VIRGINIA TROOPER INJURED WHEN CAR HIT; OTHER MOTORIST CHARGED WITH D.U.I.

For the second time in four months, a Virginia State Police trooper has been seriously injured after being struck by a motorist who has been charged with drunken driving. The wreck, coming just ahead of Sunday’s Super Bowl, prompted State Police to issue a warning to all motorists that troopers will be on the roads this weekend, watching for impaired drivers.

Corinne Geller, a State Police spokeswoman, said Trooper Kristopher S. Chapman, 30, remains hospitalized this afternoon after being struck Friday night on Interstate 81 in Southwest Virginia. Just before 11 p.m., Chapman stopped a vehicle heading south on I-81 in Smyth County for a routine traffic stop.

At 11:07 p.m., as the vehicle he had stopped was pulling away, Chapman returned to his police cruiser. Geller said the 2006 Ford Crown Victoria was parked on the right shoulder of the highway, with its blue emergency lights flashing. He had not yet put on his seat belt because he had just gotten back in his vehicle “and was sitting there finishing up his paperwork,” Geller said.

That’s when a Ford F-150 pickup ran into the rear driver's side of the car, Geller said.

The impact threw the trooper’s vehicle across the southbound lanes, and it came to rest on the left shoulder. The pickup also veered across the highway and ran off the left side of the road. It overturned and came to rest upside down in the median. Chapman was flown by the State Police Med-Flight helicopter to the Bristol Regional Medical Center.

“His injuries are severe and he remains in intensive care,” Geller said Saturday evening. Chapman, who is assigned to Smyth County, has been with the State Police for five years, she said. He is married and is the father of two small children, Geller said. The driver of the pickup, identified as Barry Dean Marshall II, 32, of Abingdon, was treated for minor injuries at Smyth County Community Hospital and arrested.

Marshall has been charged with drunken driving. Additional charges are pending, Geller said, as the crash remains under investigation.He was released after posting bail. “This is the second Virginia State Police trooper in four months to be struck and seriously injured by a drunk driver,” State Police Superintendent Col. W. Steven Flaherty, said in a statement. “Impaired drivers put every motorist’s life at risk, including the lives of our public safety professionals.”

On the night of Oct. 30, Senior Trooper Troy H. Smith, 38, was seriously injured in a head-on crash in Lancaster County. His patrol car was parked, with blue lights flashing, behind orange construction barrier barrels at the entrance of the Robert O. Norris Bridge, which was under repair.

An SUV struck two of the barrels and the rammed Smith’s car.

The SUV’s driver, Stephen A. Harrison, 35, of Hudgins, was charged with felony maiming, drunken driving and reckless driving. He faces trial in May.

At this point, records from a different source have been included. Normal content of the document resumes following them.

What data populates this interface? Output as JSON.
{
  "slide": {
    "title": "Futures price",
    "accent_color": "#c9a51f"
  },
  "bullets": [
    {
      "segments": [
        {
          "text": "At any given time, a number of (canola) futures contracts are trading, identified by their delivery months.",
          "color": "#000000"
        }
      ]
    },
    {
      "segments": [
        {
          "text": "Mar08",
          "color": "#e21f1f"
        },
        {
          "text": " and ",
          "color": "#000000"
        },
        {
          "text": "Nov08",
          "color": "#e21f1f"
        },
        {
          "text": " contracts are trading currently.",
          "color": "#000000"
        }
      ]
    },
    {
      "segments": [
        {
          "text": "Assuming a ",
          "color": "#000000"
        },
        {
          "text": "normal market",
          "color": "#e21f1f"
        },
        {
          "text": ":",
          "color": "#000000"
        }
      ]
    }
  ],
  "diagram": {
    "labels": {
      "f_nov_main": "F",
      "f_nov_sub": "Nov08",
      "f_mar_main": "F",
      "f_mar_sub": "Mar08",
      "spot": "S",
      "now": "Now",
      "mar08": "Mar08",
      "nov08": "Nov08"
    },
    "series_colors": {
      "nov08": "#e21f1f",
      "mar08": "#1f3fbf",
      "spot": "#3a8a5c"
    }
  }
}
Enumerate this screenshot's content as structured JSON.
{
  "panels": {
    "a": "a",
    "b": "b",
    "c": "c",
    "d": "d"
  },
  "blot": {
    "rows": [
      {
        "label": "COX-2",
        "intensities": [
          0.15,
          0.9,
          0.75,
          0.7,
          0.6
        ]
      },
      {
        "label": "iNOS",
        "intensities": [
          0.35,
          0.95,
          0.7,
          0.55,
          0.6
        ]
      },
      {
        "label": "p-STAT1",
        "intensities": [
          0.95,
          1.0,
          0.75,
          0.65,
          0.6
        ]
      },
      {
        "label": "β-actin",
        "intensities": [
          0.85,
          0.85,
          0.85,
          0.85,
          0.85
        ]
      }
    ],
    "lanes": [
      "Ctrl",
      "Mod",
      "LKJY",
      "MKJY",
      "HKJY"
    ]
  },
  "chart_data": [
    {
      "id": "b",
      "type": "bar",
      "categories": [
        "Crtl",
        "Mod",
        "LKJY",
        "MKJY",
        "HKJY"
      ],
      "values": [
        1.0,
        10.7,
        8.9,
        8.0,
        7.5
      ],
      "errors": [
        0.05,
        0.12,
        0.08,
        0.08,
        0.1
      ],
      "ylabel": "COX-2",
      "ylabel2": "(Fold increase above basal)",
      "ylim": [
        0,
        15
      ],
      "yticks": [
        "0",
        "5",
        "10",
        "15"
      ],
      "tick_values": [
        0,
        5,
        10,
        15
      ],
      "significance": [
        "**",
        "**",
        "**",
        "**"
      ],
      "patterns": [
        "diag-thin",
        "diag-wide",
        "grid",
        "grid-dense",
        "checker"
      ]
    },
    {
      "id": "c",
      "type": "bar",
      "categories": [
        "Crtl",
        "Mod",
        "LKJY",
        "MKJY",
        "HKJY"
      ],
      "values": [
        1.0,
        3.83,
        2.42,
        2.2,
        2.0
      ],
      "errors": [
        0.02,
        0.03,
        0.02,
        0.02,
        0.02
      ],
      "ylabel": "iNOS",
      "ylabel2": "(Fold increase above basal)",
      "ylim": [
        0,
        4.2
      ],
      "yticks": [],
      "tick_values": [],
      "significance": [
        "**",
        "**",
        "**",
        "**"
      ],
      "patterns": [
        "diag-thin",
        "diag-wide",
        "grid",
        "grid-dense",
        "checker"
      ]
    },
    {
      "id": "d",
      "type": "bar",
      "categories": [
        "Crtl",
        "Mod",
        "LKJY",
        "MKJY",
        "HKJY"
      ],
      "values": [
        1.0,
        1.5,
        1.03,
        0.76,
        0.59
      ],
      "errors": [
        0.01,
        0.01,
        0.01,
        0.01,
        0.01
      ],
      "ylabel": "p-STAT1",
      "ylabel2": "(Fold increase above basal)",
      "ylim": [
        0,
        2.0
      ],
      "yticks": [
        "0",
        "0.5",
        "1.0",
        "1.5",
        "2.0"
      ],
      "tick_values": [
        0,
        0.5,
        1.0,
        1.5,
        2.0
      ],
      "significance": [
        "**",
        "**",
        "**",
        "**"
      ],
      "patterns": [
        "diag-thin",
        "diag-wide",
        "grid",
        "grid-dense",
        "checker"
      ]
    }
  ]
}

Smith, a trooper for more than 14 years, spent two months off duty and is still recovering from his injuries. “He returned to light duty in January,” doing administrative work, Geller said, “but he’s not back to full trooper duties yet.”

Flaherty warned that on this Super Bowl weekend, troopers will be out in force statewide, “aggressively looking for impaired drivers.” He also urged motorists to be alert for emergency personnel stopped along roadsides and to give them wide berth.

Since 2002, Virginia law has required motorists to move over a lane or, if unable, to slow down when passing emergency personnel and vehicles stopped along road sides, Flaherty said. “Move over, slow down and help protect those who protect you.”